ディープラーニング技術を用いた画像認識モデル構築

 このような行動分析や属性分析の精度を上げるために利用されているのがディープラーニングだ。その技術を応用して、小売業界のニーズにマッチするマーケティング分析サービスが登場している。

 ディープラーニングを主事業とするアベジャが提供を始めた「ABEJA Platform for Retail」がそれで、店舗内に設置した複数のカメラの映像から、来店人数を正確にカウントし、来店客の年齢と性別を推定して可視化するサービスとなっている。

 クラウドサービスとしての提供なので、インターネットに接続する環境が既にあれば、ネットワークカメラを導入するだけで簡単にマーケティング分析の材料が入手できる。カメラ1台当たり月額1万3000円(税別)からと、比較的低価格で画像認識技術がすぐに導入できるのが大きな特徴だ。

小売業界向けのサービス(SaaS)のAI分析 図5 小売業界向けのサービス(SaaS)のAI分析によるダッシュボード画面の例(出典:アベジャ)
スマートフォンによる店舗状況のチェック画面の例 図6 スマートフォンによる店舗状況のチェック画面の例(出典:アベジャ)

 来店状況とPOSデータとの突き合わせにより、来店客当たりの買い上げ率(コンバージョン)の可視化や、混雑状況に応じた店舗スタッフのシフト最適化、キャンペーンなどの効果測定に役立てられるばかりでなく、画像認識による来店客属性の現状や変化の傾向が統計的に、客観的数値として把握可能になる。

 ただしアベジャは小売業界に特化したサービス業者ではない。同社は「データを収集、管理し、ディープラーニングによって最適なモデルを作り、実行、運用し、その結果を学習にフィードバックする一連の仕組み」を一貫して提供しようとしている。

 現在、図7に見るようなAIプラットフォームの「ABEJA Platform」を利用し、ユーザーのニーズに沿ってオーダーメイドでソリューションを開発、提供するサービスと、パートナー企業にABEJA Platformを開放(オープン化)し、新たなサービス開発のために利用してもらうサービス(現在はβ版)の大きく2つの軸で事業を展開している。それに加え、前者のサービスを小売店向けに切り出した形でSaaSとして提供しているのが、ABEJA Platform for Retailとなる。

ABEJA Platformのイメージ 図7 ABEJA Platformのイメージ(出典:アベジャ)

 画像認識をビジネスに応用する場合には、絶え間なく学習を進め精度を上げる必要があり、また画像の分析目的が変化すれば、対応する分析エンジン(モデル)を新しく作って追加する必要も出てくる。
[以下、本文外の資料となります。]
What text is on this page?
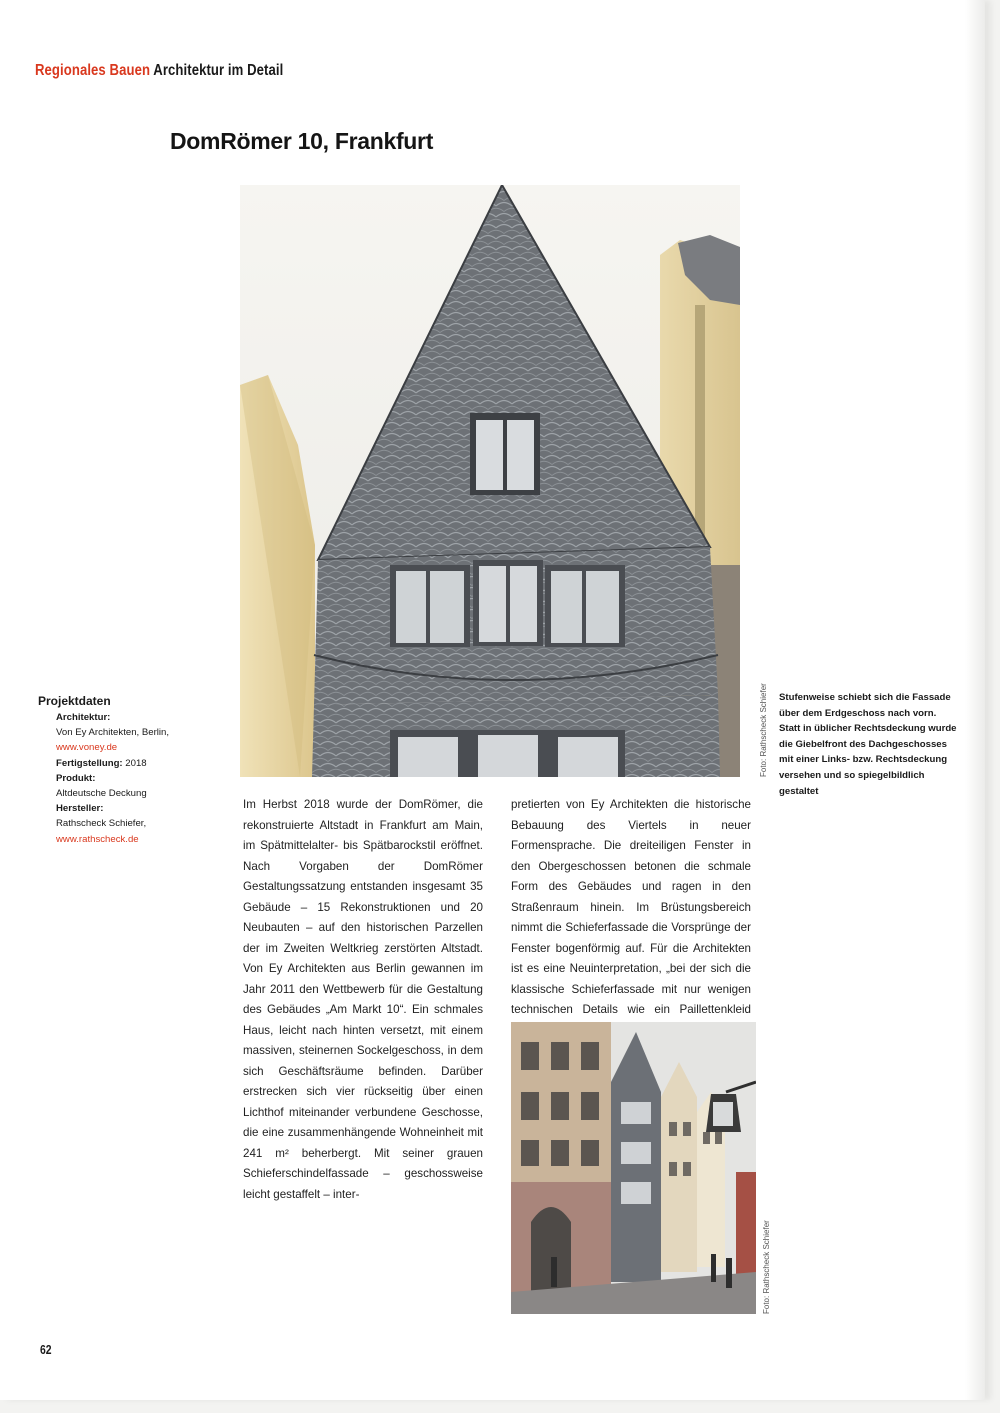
Regionales Bauen Architektur im Detail
DomRömer 10, Frankfurt
Foto: Rathscheck Schiefer Stufenweise schiebt sich die Fassade über dem Erdgeschoss nach vorn. Statt in üblicher Rechtsdeckung wurde die Giebelfront des Dachgeschosses mit einer Links- bzw. Rechtsdeckung versehen und so spiegelbildlich gestaltet
Projektdaten
Architektur:
Von Ey Architekten, Berlin,
www.voney.de
Fertigstellung: 2018
Produkt:
Altdeutsche Deckung
Hersteller:
Rathscheck Schiefer,
www.rathscheck.de
Im Herbst 2018 wurde der DomRömer, die rekonstruierte Altstadt in Frankfurt am Main, im Spätmittelalter- bis Spätbarockstil eröffnet. Nach Vorgaben der DomRömer Gestaltungssatzung entstanden insgesamt 35 Gebäude – 15 Rekonstruktionen und 20 Neubauten – auf den historischen Parzellen der im Zweiten Weltkrieg zerstörten Altstadt. Von Ey Architekten aus Berlin gewannen im Jahr 2011 den Wettbewerb für die Gestaltung des Gebäudes „Am Markt 10“. Ein schmales Haus, leicht nach hinten versetzt, mit einem massiven, steinernen Sockelgeschoss, in dem sich Geschäftsräume befinden. Darüber erstrecken sich vier rückseitig über einen Lichthof miteinander verbundene Geschosse, die eine zusammenhängende Wohneinheit mit 241 m² beherbergt. Mit seiner grauen Schieferschindelfassade – geschossweise leicht gestaffelt – inter-
pretierten von Ey Architekten die historische Bebauung des Viertels in neuer Formensprache. Die dreiteiligen Fenster in den Obergeschossen betonen die schmale Form des Gebäudes und ragen in den Straßenraum hinein. Im Brüstungsbereich nimmt die Schieferfassade die Vorsprünge der Fenster bogenförmig auf. Für die Architekten ist es eine Neuinterpretation, „bei der sich die klassische Schieferfassade mit nur wenigen technischen Details wie ein Paillettenkleid
Foto: Rathscheck Schiefer
62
AI応用システムには必須なこうした運用面をサポートする専業ベンダーは今のところ数少ない。

 アベジャでは学習を効率化するためのアノテーションツール(人間が機械に正解を教えるためのツール)や、学習用のデータセット作成のオフショア化などにより、コストを抑制して大量の学習が可能な環境を整えている。モデルの精度向上や新しいモデルの作成などが、同一のプラットフォーム上で比較的低コストに可能になると期待できそうだ。